Ce procès d’identification du public par lui-même précède nécessairement l’étape de la représentation politique par le biais de mandataires, d’institutions et d’espaces (au sens littéral) publics, que nous pouvons laisser ici de côté. Car la fonction du gouvernement est de prendre soin de l’intérêt public par des lois et des régulations, non de le définir. Puisque, en tant que service public, une bonne représentation est toujours relative à l’intérêt qu’un public parvient à identifier, et puisque cet intérêt varie en fonction de la nature des activités sociales, “l’État doit toujours être redécouvert”, ses formes sont toujours provisoires, comme l’est la limite entre le public et le privé, comme le sont aussi les divers organes par lesquels le gouvernement opère, et les fonctions particulières qu’il doit assumer au cours du temps. L’essentiel est ici de remarquer que l’initiative du public quant à la définition d’un intérêt de régulation politique des activités qui l’affectent, est en même temps ce qui procure à un public une existence objective et structurée. L’orientation générale des changements sociaux, les réformes, l’établissement des priorités, les préférences politiques, bref, les opinions du public sur les affaires communes, rien de tout cela ne peut venir directement des instances gouvernantes elles-mêmes, ni même des experts auxquelles elles ont fréquemment recours. La fonction primordiale du public est de repérer son intérêt et de l’identifier, comme le font aujourd’hui par exemple les victimes du tabagisme ou les producteurs de pêches. Et si, en matière de réforme sociale et d’intérêt public, le gouvernement n’a que rarement l’initiative, alors il est erroné de voir dans le public avant tout un organe de surveillance, de contrôle et de critique à l’égard de la domination politique — comme le fait encore Habermas et, plus généralement, ceux dont les positions d’inspiration kantienne font accorder une priorité au principe de l’usage public (critique et délibératif) de la raison. Ces fonctions de surveillance et de critique incombent certes au public, mais elles ne fondent pas son existence. Le public commence par se définir comme un rapport de la société à elle-même, non comme un rapport s’établissant entre la société et le gouvernement. La petite phrase de Tocqueville s’y applique parfaitement : “La société y agit par elle-même et sur elle-même”.

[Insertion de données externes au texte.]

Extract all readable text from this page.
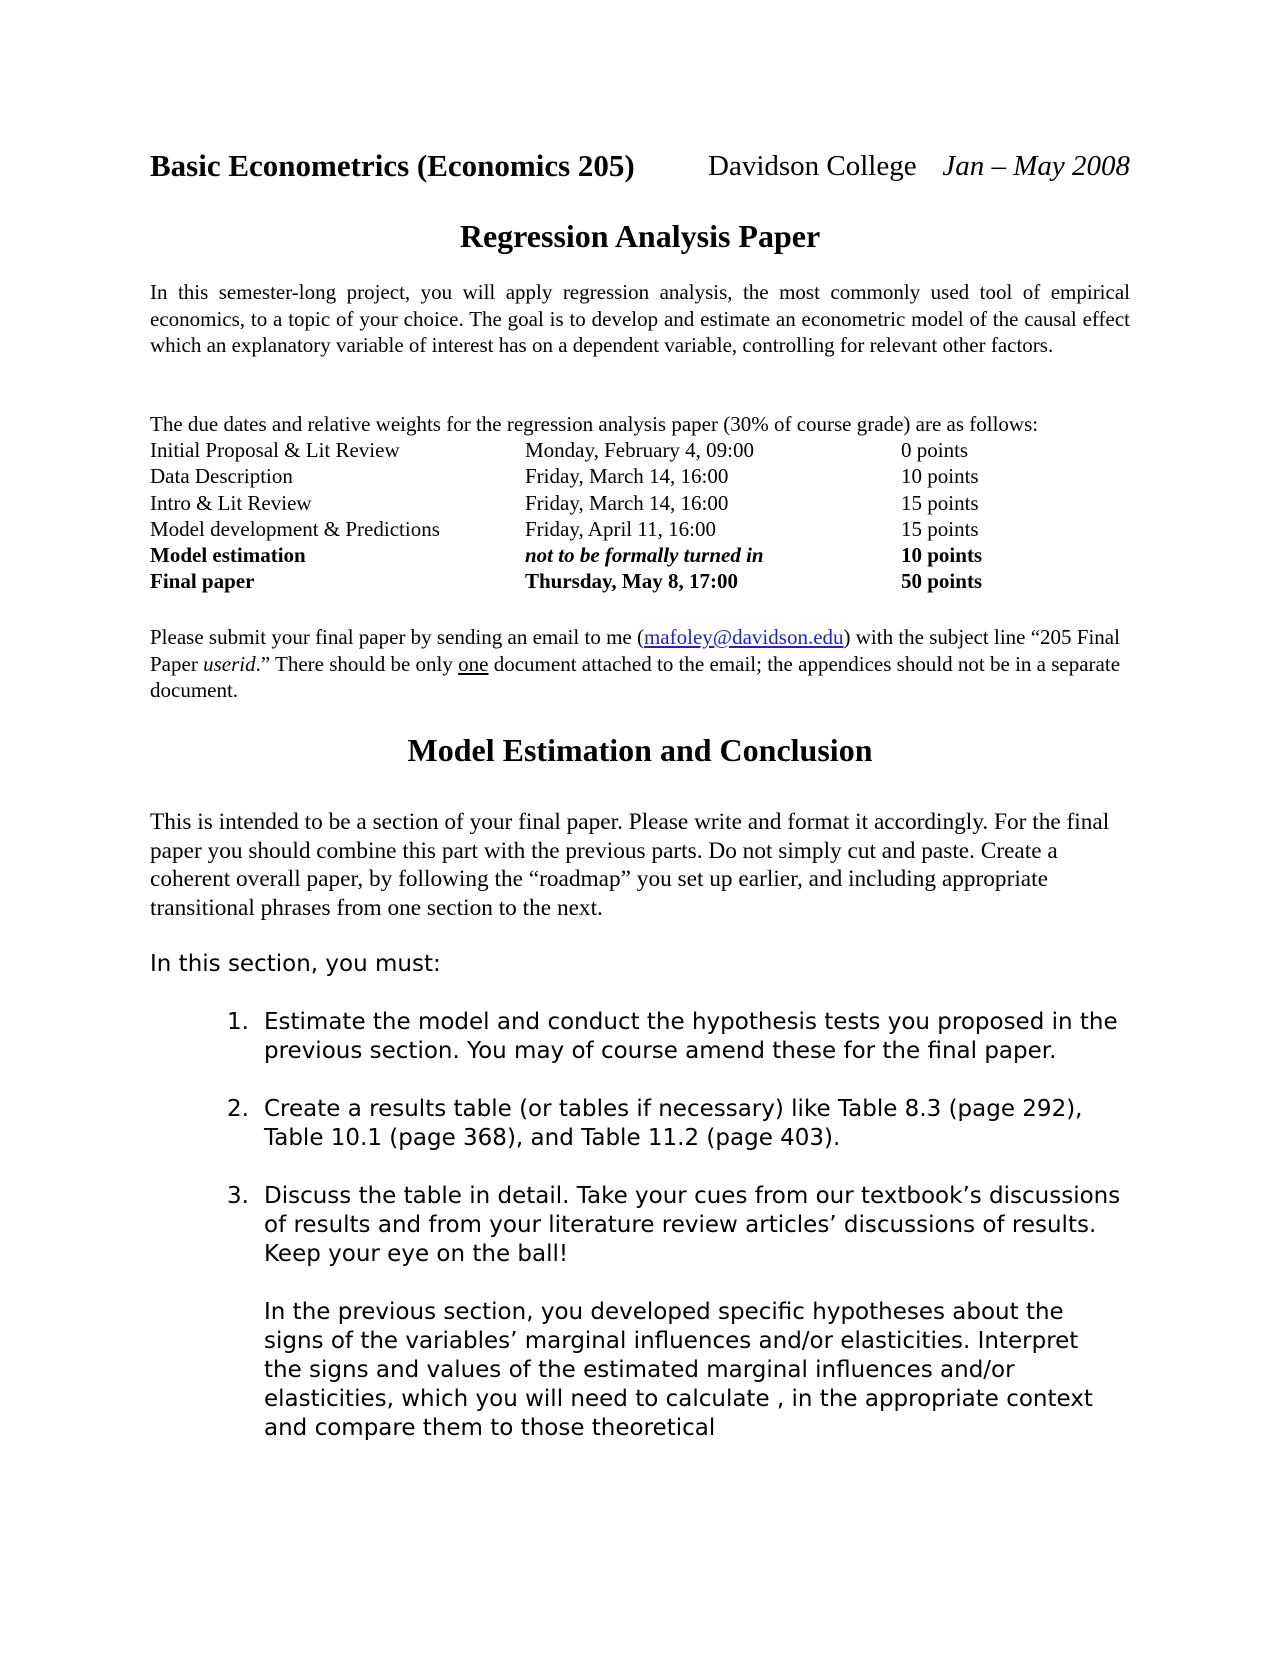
Basic Econometrics (Economics 205)	Davidson College Jan – May 2008
Regression Analysis Paper

In this semester-long project, you will apply regression analysis, the most commonly used tool of empirical economics, to a topic of your choice. The goal is to develop and estimate an econometric model of the causal effect which an explanatory variable of interest has on a dependent variable, controlling for relevant other factors.

The due dates and relative weights for the regression analysis paper (30% of course grade) are as follows:

Initial Proposal & Lit Review	Monday, February 4, 09:00	0 points
Data Description	Friday, March 14, 16:00	10 points
Intro & Lit Review	Friday, March 14, 16:00	15 points
Model development & Predictions	Friday, April 11, 16:00	15 points
Model estimation	not to be formally turned in	10 points
Final paper	Thursday, May 8, 17:00	50 points

Please submit your final paper by sending an email to me (mafoley@davidson.edu) with the subject line “205 Final Paper userid.” There should be only one document attached to the email; the appendices should not be in a separate document.

Model Estimation and Conclusion

This is intended to be a section of your final paper. Please write and format it accordingly. For the final paper you should combine this part with the previous parts. Do not simply cut and paste. Create a coherent overall paper, by following the “roadmap” you set up earlier, and including appropriate transitional phrases from one section to the next.

In this section, you must:
1. Estimate the model and conduct the hypothesis tests you proposed in the previous section. You may of course amend these for the final paper.

2. Create a results table (or tables if necessary) like Table 8.3 (page 292), Table 10.1 (page 368), and Table 11.2 (page 403).

3. Discuss the table in detail. Take your cues from our textbook’s discussions of results and from your literature review articles’ discussions of results. Keep your eye on the ball!

In the previous section, you developed specific hypotheses about the signs of the variables’ marginal influences and/or elasticities. Interpret the signs and values of the estimated marginal influences and/or elasticities, which you will need to calculate , in the appropriate context and compare them to those theoretical
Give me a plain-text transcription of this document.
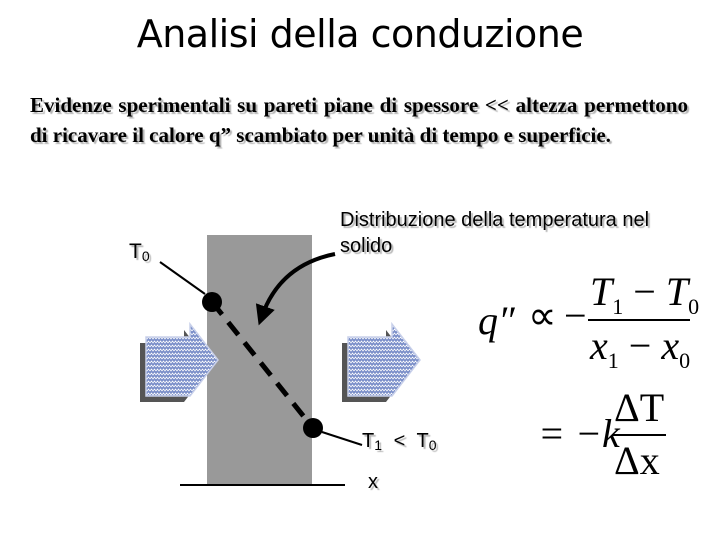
Analisi della conduzione
Evidenze sperimentali su pareti piane di spessore << altezza permettono di ricavare il calore q” scambiato per unità di tempo e superficie.
$T_0$
Distribuzione della temperatura nel solido
$T_1 < T_0$
x
q″ ∝ −
$T_1 - T_0$
$x_1 - x_0$
= −k
ΔT
Δx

Le problème auquel le public d’une société complexe est confronté n’est donc pas tant fonctionnel ou statutaire que technique et intellectuel : comment les membres d’un public “dispersé” et “chaotique” peuvent-ils parvenir à la conscience et à la connaissance de leurs intérêts ? Comment peuvent-ils s’organiser et communiquer les uns avec les autres pour ainsi dire hors cadre et sans règles — puisque le cadre et la règle sont en matière de politique l’effet d’une réglementation qui est consécutive à l’institutionnalisation par le gouvernement de l’intérêt que le public a formulé ?

L’originalité de Dewey est ici manifeste. Par contraste, il semble que de nombreux penseurs politiques du vingtième siècle aient longuement erré en ce qui concerne le statut d’un public en démocratie : car, au lieu de se demander comment il serait possible aux membres d’un public mouvant et chaotique d’identifier leurs intérêts, ils ont transformé cette difficulté (qui est réelle) en une condition immanente d’incompétence, ce qui les a souvent mené à justifier que les publics soient exclus des phases de prise de décision, voire même de délibération, et qu’ils soient cantonnés dans le rôle d’acclamer leur gouvernement et les principes légaux sur lesquels il repose, de consommer de la décision politique et de voter de temps en temps[16].

La priorité de Dewey est évidemment tout autre. Il ne s’agit pas de mettre en cause le principe de la participation du peuple au gouvernement mais, au contraire, de renforcer cette participation, car elle seule permet la reconstruction du continuum à la fois individuant et socialisant de l’expérience commune ; elle seule permet que l’exclu redevienne “acteur”, et elle seule permet que les événements futurs de la collectivité portent la marque des contributions de chacun des associés.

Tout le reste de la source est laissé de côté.